Porque aquí hizo su aparición la idea del dolor; que es algo inseparable del amor. Y es una genialidad de Borges el modo en el que dice que desde este lugar sólo se puede sufrir. Esta es la trampa en la que a veces nos hace caer el amor. Por eso el poema se llama «El amenazado».
Dice Freud que nunca estamos menos protegidos contra el dolor que cuando amamos. Porque es imposible no ser un enamorado en peligro ya que, todo el que ama, corre un riesgo.
El celoso, y llegamos por fin a una primera definición, es aquel al que ese riesgo se le vuelve una tortura.
¿Los celos son una forma de demostrar amor?
(el que no cela no ama… pero el que cela es un gil)
Hay una canción popular que dice: «el que cela molesta, pero el que no, irrita». Es decir que, en definitiva, algo se tendría que celar porque es una manera de demostrar que se quiere; porque si no se cela ni un poco es como si no se amara.
Estimo que esta idea ronda en la cabeza de no pocas personas, pero pienso que la frase es falaz porque parte de un supuesto erróneo.
Veamos: dice que el que cela molesta pero el que no, irrita.

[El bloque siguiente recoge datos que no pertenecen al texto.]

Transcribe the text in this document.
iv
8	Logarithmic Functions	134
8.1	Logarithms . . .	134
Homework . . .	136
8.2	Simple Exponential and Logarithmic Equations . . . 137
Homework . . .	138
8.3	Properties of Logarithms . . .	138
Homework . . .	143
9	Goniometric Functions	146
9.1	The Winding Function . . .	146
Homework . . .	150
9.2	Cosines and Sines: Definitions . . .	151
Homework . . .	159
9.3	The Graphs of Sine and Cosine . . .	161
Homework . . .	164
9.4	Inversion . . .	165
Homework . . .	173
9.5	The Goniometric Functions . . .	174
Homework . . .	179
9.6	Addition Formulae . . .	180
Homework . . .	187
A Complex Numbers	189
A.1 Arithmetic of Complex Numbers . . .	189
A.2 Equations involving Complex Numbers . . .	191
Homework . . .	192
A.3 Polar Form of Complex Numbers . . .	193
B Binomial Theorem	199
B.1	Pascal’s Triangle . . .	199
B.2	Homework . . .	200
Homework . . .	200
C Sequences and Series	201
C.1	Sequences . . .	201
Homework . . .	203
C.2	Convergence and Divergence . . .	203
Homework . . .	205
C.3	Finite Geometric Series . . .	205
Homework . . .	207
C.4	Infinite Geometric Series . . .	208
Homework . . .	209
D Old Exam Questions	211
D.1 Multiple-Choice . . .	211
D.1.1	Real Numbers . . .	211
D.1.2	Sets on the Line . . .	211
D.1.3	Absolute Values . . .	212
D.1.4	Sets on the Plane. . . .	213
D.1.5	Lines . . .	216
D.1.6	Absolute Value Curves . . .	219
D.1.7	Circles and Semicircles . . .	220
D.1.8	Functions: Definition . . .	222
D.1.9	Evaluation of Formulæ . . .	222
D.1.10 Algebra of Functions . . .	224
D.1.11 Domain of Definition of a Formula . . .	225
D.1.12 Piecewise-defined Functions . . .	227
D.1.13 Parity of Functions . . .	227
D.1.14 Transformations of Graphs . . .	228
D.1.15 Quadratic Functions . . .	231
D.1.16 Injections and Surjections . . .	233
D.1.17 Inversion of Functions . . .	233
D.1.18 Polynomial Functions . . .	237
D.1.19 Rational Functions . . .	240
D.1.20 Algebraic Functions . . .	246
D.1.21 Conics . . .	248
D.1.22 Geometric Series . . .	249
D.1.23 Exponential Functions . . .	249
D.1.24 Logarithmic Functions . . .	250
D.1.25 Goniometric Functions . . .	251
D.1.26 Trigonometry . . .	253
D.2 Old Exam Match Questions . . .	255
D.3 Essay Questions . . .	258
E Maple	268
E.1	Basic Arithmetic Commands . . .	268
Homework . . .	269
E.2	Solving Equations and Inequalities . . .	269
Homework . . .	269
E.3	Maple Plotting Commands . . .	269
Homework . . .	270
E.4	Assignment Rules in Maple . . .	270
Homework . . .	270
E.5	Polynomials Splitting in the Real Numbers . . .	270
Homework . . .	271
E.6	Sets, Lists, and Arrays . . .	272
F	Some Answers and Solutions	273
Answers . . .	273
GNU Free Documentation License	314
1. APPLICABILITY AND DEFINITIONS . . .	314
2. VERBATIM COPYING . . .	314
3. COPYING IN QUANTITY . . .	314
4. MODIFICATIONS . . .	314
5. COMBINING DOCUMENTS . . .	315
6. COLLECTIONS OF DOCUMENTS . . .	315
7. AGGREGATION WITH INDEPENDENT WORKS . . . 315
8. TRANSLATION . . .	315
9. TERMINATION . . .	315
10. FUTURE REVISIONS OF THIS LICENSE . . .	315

Así formulada, la frase es un axioma; es decir, una verdad que hay que aceptar y dar por verdadera sin cuestionarla. Pero resistamos esa trampa y analicémosla un poco a ver qué pasa.

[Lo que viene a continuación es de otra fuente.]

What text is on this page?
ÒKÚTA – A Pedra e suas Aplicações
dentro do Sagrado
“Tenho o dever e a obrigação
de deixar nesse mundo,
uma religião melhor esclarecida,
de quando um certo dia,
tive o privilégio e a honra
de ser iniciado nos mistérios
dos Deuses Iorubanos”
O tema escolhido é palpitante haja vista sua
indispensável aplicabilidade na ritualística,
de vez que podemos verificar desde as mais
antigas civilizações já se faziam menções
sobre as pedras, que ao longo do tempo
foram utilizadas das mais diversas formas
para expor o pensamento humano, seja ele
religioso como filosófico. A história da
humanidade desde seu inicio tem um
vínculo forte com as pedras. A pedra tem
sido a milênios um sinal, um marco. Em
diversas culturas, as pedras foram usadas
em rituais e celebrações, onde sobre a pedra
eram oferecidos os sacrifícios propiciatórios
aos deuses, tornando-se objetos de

En primer lugar, eso de que el que cela molesta es al menos dudoso, dependerá de quién estemos hablando. Porque a algunas personas les encanta que las celen, que les estén encima. Porque si no, es como si no recibieran el reconocimiento del otro.
Recuerdo una paciente muy enojada que hablando de su marido protestaba: «Claro… salgo toda arreglada y él no es capaz de preguntarme adonde voy. ¿Ves que ya no le gusto? ¿Qué ya no le importa si yo me voy con otro?».
Y la pareja, que a lo mejor pensó que estaba muy linda pero no dijo nada para que no le cayera mal, para que no se sintiera perseguida, termina teniendo que dar explicaciones.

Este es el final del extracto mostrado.